Bad Behavior Feature
Since 1.0 we have provided "Bad Behavior" anti spam functionality included. I'm curious if this is still useful to anyone.
The BB software has not been seriously updated in some time, and many of the checks are very dated. Bots are much cleaner now than when the core of BB was written to catch issues and the bots are no clumsy these days.
While scanning one set of logs, I found (3) main reasons to BB actions
1) The main one was "Required header 'Accept' missing". TBH there are a share of these hits that are incorrect. Several of checks that flag this issue are so-so at this point. There are various exceptions for things like like PlayStation 3 or Yahoo hot jobs Seeker, or Window ME among others, just listing those to show the patina on the code. I know there are specific issues with mobile devices and this check.
2) The next major BB block was not really BB, but calls made to the http:BL service provided by Project Honey Pot. These are logged as "IP address found on http:BL blacklist" This function could also easily be added without the need for BB
3) The last seemed to be "User-Agent was found on blacklist" This is detected since BB simply checks IP's with spamhaus.org SBL / XBL lists. That is easy to add without having to rely on BB.

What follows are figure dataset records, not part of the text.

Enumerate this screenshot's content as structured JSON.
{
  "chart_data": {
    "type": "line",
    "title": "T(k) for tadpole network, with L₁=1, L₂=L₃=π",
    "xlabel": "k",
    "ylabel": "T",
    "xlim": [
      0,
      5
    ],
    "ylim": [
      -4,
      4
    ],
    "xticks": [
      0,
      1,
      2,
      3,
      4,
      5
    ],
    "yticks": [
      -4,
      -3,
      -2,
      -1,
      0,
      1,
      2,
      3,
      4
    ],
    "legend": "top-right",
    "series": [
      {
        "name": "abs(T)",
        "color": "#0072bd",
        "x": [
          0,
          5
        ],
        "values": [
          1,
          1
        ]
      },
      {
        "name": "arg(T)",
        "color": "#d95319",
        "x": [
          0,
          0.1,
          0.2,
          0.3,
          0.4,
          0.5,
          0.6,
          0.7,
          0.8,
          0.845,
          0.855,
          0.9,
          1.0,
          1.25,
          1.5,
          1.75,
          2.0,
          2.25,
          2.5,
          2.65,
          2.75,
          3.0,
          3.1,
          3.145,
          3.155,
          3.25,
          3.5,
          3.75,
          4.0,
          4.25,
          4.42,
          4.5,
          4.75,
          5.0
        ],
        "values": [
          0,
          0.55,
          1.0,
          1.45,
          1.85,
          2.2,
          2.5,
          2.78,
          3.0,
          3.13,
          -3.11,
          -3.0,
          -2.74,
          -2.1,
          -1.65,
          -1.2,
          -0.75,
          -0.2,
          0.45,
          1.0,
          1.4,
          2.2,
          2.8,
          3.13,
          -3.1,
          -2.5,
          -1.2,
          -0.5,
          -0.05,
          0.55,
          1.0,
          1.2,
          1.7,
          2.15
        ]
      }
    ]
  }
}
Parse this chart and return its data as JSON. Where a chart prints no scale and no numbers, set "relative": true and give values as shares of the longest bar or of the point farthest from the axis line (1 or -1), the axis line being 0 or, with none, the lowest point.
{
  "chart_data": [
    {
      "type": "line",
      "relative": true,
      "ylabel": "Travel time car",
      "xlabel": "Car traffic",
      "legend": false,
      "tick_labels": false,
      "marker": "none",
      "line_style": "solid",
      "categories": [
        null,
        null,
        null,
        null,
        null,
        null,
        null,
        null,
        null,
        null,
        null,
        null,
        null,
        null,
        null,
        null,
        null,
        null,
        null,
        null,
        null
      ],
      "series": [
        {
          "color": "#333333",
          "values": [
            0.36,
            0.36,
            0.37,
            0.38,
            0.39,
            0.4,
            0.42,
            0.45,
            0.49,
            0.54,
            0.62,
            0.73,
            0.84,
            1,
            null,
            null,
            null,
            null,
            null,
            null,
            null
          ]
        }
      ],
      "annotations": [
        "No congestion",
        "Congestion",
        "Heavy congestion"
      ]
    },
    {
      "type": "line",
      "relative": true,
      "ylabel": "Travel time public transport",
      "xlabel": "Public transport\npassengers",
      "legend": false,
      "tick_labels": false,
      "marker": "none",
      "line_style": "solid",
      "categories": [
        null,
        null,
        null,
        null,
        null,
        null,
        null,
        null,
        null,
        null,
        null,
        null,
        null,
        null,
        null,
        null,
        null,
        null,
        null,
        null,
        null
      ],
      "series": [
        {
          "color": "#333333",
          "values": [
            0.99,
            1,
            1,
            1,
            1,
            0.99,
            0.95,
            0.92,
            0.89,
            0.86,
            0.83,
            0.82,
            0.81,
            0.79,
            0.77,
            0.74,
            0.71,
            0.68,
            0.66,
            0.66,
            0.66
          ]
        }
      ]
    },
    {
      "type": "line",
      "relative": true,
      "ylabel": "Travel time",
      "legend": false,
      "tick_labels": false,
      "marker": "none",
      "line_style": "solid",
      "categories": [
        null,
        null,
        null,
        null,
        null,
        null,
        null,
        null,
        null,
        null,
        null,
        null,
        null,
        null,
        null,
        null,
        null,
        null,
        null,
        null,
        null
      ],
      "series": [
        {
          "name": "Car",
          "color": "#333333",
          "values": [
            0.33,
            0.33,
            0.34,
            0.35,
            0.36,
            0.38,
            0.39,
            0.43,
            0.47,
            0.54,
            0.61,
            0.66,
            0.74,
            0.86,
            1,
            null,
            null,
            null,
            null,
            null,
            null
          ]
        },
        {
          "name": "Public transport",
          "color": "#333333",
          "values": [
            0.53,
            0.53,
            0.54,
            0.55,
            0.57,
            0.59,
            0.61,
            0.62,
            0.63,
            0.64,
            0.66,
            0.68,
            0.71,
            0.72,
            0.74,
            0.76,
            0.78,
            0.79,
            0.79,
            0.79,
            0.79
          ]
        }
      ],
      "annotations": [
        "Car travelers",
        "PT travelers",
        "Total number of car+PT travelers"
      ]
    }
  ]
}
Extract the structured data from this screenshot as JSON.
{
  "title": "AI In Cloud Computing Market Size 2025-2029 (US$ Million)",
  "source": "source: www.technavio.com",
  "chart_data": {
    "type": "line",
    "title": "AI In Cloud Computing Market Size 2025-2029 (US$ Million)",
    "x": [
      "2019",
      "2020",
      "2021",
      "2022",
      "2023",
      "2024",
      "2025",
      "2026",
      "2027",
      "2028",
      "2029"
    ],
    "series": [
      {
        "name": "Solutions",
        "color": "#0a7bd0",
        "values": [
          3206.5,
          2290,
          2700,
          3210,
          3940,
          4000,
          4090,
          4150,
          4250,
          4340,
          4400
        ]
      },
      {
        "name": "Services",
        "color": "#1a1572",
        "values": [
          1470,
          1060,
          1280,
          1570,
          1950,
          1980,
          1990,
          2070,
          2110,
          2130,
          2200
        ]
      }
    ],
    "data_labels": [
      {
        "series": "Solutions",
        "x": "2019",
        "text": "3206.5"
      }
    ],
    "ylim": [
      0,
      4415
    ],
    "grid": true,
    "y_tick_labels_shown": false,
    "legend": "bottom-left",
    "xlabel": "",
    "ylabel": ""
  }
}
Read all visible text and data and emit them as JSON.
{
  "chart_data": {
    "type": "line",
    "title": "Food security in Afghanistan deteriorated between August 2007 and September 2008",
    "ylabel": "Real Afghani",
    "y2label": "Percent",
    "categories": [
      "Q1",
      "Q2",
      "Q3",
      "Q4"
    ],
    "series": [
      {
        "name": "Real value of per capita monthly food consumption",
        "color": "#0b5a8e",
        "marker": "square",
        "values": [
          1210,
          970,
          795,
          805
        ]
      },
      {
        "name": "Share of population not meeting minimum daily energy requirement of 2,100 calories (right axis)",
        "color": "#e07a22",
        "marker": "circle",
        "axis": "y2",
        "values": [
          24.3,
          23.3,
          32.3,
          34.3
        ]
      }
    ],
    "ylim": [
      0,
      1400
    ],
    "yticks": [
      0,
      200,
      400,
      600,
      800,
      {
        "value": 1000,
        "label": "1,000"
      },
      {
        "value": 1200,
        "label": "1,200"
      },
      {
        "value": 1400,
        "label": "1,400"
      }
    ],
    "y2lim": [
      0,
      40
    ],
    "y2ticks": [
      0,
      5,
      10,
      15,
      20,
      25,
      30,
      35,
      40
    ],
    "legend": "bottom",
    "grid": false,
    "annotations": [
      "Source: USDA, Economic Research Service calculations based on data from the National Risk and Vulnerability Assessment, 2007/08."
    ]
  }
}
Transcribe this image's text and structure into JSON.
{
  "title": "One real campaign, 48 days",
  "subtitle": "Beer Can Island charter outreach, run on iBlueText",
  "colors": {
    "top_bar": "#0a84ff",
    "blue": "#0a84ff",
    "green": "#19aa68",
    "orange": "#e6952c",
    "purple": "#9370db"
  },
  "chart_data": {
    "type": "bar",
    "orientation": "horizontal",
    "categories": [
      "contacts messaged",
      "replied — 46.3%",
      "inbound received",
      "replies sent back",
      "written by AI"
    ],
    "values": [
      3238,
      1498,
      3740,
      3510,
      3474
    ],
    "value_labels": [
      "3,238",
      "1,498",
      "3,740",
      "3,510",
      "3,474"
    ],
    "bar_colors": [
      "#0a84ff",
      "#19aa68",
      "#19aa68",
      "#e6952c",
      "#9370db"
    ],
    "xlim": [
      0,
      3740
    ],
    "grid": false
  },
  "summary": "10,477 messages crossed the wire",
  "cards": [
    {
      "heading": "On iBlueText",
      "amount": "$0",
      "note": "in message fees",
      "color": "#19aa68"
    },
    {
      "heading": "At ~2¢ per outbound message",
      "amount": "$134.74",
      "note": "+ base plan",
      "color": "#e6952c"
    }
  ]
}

I've also seen a few "URL pattern found on blacklist" which is generally someone trying to inject sql via the url, that would not go anywhere w/o BB anyway.
So for those of you using BB, useful or not? What detections are you seeing?
Re: Bad Behavior Feature
Reply #3 –
Huh, interesting stats.
I'd also be curious which user agents you're blocking because what I'm finding is that there are a host of 'search engine bots' that are pretty awful and unlikely to return much traffic, e.g. Aspiegel/Petalbot, Mauibot, Ahrefsbot, to the point where I block them entirely from even getting to the server if the user agent mentions that.
But I think we can agree that you don't need to integrate BB as is at this stage, and just do the integrations you do care about.
I will say that the measures I added to SMF on the CAPTCHA validations (especially registration) have proven reasonably effective at keeping things at the door without too much effort - time gating and a mandatory-empty field.
Re: Bad Behavior Feature
Reply #4 –
Kind of says its not really doing much, its those outside services that are doing the bulk of the lifting. The rest could be done with a couple of simple checks -or- blocked at the server level for those that can make changes there.
I think I have data access to another site, so I'll take a look at its logs and see what/why of the blocking.
I've tended to use some nginx items "conn_limit_per_ip", "req_limit", "php_limit" to throttle requests / activity. The only things that seem to trip those limits are bots. Then I have a couple of fail2ban rules, so if you trip those breakers a few times in a given period, you get blocked for some period of time.
Re: Bad Behavior Feature
Reply #9 –
What are the odds that that Firefox 52 header is really FF 52? I’d suggest not high since that isn’t how FF normally operates, but I’m not sure this is good evidence for keeping this filter… it might have worked back in the day for WP bots but I don’t believe it’s that significant now.
Re: Bad Behavior Feature
Reply #10 –
Agree ... I'm sure its whatever was coded in to the program, the Fx16 one was pretty funny as well. I'm feeling that I'll be removing BB and just replace it with a couple of easy settings in the ACP. It will be just as effective and cleaner.